Sich auf alte Stärken zu besinnen, ohne einer Weiterentwicklung entgegenzuwirken, ist im Punk durchaus als Kunstfertigkeit zu erachten. I AGAINST I brachten es fertig, das melancholische Hitpotential ihres ersten Albums „Headcleaner“ aufleben zu lassen und gleichzeitig die rockigere Note des Zweitwerks „I´m a Fucked Up Dancer…“ auszubauen. Ihre selbstbetitelte dritte Platte entstand in einer Zeit der Unbefangenheit. Der viel versprechende Kontrakt mit Epitaph Records lief nach (nur) zwei Alben aus, wobei deren letzte unverständlicherweise nicht einmal außerhalb Europas zugänglich gemacht wurde.
Für die Holländer aber hatte sich das Signing beim namhaften US-Label ausgezahlt. Sie hatten die Welt gesehen, mit den ALL/DESCENDENTS-Recken Stevenson und Egerton im Studio gearbeitet und mit großen Namen die Bühne geteilt. Dass ihr nächstes Album nur in den Benelux-Staaten veröffentlicht wurde, ist darum nur umso bedauerlicher. Die sympathische Band, der als Verstärkung ein zweiter Gitarrist zuflog, erfand das Rad des melodischen Punks selbstverständlich nicht neu, als sie anno 2005 ins Studio zog und 14 weitere Songs aufnahm.
Durch sie jedoch wird eine Spielfreude freigesetzt, die geradezu ansteckend wirkt. Es greift die hohe Kunst des so überschaubaren wie eingängigen Musizierens, das mit bewährten Mitteln Stimmung erzeugt.

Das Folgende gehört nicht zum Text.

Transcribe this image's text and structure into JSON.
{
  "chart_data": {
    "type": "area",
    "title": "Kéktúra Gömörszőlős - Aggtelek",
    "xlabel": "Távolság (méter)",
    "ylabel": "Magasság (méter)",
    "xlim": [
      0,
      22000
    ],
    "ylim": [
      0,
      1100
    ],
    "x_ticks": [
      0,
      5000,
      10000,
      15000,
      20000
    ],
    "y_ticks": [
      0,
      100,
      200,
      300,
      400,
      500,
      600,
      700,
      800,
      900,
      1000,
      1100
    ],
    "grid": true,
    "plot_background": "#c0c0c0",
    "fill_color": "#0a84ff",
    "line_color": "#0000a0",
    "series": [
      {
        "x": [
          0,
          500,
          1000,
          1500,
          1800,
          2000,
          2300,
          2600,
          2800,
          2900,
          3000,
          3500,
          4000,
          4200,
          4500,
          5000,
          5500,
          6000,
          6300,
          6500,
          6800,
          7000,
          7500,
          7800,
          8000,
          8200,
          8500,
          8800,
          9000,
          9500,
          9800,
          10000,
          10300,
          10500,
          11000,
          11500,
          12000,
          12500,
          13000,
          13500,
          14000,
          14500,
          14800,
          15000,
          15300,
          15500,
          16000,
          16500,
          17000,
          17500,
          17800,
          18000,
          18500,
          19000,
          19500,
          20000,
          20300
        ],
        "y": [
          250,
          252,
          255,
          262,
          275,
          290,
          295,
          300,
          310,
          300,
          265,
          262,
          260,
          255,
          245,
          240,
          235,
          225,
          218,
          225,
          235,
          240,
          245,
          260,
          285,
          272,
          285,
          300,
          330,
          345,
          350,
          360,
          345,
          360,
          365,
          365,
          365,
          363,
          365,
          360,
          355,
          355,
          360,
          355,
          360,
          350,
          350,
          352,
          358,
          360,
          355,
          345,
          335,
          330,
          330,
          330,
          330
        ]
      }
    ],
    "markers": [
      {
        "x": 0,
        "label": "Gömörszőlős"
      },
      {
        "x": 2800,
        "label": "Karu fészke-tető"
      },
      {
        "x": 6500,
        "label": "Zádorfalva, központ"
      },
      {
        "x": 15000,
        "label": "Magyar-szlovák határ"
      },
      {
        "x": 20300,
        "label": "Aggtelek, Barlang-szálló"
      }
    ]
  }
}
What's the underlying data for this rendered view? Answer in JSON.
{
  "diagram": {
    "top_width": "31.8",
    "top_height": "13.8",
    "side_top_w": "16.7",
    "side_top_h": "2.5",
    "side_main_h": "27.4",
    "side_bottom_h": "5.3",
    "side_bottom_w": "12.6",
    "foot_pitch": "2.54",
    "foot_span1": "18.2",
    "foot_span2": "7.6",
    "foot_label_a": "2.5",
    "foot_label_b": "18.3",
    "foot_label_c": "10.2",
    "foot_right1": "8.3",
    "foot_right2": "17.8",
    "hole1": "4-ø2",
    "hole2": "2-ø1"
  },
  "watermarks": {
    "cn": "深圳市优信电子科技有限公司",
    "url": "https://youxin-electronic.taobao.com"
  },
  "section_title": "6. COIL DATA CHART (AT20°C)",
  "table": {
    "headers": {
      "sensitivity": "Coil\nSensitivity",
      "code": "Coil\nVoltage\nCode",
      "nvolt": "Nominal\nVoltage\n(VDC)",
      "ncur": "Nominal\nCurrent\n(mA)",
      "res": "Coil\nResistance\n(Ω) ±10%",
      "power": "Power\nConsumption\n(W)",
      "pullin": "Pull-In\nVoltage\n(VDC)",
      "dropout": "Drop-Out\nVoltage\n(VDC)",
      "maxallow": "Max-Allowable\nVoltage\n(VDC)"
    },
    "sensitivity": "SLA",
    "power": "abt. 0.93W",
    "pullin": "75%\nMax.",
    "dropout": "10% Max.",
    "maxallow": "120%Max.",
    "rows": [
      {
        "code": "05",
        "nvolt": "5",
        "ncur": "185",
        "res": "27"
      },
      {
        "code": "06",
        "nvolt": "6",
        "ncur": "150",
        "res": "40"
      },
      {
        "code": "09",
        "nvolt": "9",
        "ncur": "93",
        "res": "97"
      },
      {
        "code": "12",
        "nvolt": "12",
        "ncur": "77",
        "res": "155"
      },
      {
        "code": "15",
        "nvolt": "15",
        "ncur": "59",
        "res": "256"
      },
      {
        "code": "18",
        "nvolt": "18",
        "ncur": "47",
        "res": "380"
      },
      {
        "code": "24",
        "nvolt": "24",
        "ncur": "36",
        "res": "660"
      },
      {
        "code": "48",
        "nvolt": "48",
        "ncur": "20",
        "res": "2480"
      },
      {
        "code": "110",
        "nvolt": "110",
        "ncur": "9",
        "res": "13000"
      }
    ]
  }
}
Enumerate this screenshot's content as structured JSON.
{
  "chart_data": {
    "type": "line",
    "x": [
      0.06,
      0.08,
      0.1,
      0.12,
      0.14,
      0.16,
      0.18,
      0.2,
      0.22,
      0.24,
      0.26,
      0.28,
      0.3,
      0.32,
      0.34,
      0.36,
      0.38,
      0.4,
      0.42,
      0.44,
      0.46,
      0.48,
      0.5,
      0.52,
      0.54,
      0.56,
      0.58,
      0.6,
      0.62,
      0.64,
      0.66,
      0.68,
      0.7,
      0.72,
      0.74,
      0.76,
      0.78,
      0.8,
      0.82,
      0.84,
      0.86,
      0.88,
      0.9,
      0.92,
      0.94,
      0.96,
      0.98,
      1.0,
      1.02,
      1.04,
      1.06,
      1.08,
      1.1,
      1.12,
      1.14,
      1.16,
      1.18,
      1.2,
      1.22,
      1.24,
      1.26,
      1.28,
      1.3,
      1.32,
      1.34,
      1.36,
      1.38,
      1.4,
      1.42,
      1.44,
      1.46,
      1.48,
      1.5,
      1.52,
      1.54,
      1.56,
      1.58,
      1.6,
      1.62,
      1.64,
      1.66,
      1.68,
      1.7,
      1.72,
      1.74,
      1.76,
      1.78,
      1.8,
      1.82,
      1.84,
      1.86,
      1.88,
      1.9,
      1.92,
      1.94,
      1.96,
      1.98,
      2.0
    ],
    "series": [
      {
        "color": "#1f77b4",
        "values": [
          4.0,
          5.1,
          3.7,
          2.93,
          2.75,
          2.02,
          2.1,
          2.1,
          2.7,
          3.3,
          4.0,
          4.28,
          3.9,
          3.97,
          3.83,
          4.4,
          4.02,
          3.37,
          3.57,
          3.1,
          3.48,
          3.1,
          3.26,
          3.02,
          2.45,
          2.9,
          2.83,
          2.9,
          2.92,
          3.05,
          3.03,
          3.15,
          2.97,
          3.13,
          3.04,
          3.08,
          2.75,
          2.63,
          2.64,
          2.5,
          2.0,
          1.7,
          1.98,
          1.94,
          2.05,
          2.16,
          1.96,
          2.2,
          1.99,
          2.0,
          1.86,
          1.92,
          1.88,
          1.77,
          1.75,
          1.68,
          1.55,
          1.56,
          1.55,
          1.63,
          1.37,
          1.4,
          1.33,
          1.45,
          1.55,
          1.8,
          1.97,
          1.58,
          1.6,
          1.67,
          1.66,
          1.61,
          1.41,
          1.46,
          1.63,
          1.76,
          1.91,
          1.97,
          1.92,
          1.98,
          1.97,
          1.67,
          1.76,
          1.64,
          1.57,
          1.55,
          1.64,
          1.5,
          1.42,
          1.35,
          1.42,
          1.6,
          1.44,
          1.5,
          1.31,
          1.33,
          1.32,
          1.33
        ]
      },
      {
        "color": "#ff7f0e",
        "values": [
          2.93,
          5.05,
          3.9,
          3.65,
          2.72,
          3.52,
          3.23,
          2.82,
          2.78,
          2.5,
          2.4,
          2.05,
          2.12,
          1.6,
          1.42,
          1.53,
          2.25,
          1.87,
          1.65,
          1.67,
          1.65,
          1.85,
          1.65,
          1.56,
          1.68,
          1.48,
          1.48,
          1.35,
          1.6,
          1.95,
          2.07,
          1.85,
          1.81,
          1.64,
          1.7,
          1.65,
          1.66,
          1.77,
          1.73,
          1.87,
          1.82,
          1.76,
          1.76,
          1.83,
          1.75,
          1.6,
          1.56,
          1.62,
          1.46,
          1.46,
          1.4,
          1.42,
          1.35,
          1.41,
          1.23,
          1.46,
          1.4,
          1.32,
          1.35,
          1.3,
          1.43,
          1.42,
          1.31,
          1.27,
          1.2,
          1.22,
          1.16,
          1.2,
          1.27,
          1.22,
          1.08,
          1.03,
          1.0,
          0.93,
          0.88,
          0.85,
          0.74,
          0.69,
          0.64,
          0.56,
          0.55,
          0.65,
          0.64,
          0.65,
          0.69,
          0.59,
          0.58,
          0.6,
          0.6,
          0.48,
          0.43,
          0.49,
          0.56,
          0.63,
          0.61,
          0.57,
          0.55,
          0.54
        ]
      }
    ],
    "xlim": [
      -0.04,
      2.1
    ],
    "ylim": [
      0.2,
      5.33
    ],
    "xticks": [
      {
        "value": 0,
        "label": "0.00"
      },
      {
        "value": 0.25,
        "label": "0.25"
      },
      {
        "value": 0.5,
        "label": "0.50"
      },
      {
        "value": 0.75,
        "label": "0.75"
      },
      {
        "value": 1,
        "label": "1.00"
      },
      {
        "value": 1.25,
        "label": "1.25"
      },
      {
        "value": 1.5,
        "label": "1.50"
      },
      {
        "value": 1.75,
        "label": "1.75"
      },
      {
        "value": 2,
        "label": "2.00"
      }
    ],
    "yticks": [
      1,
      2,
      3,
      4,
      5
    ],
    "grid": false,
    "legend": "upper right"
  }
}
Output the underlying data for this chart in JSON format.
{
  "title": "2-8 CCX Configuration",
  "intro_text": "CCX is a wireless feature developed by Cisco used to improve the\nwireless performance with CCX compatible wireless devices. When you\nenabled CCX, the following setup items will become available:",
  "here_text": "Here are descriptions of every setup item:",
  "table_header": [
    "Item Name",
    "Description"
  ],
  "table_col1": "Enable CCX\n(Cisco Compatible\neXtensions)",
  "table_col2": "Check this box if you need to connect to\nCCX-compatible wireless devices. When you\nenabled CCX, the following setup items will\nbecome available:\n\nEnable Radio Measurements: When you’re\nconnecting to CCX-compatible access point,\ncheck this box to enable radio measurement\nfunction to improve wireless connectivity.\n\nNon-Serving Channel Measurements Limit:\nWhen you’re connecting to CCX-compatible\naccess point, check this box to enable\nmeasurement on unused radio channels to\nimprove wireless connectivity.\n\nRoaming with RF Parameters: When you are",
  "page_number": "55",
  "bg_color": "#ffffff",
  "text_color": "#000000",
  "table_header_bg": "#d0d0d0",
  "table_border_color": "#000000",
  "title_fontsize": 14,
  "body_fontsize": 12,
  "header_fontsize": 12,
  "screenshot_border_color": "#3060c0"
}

Abwechslungsreicher denn je, mit starken Variierungen des Tempos, der vokalen Tonlagen, unter Einbeziehung von Piano und enorm hymnischen mehrstimmigen Refrains, bereichern sie das Genre und stellen mit „Calm Down“, „Could Be Wrong“ oder dem ungewohnt ausufernden „Once Again“ Hits von großem Kaliber. Im Wechselbad der Gefühle kommen I AGAINST I selbst mit klassischen Punk-Balladen („Gone“, „The Defeat“) durch und begeistern von Anfang bis Ende. Schade nur, dass diese hohe Schule des melodischen Punk-Rocks keinem größeren Publikum zugänglich gemacht wurde.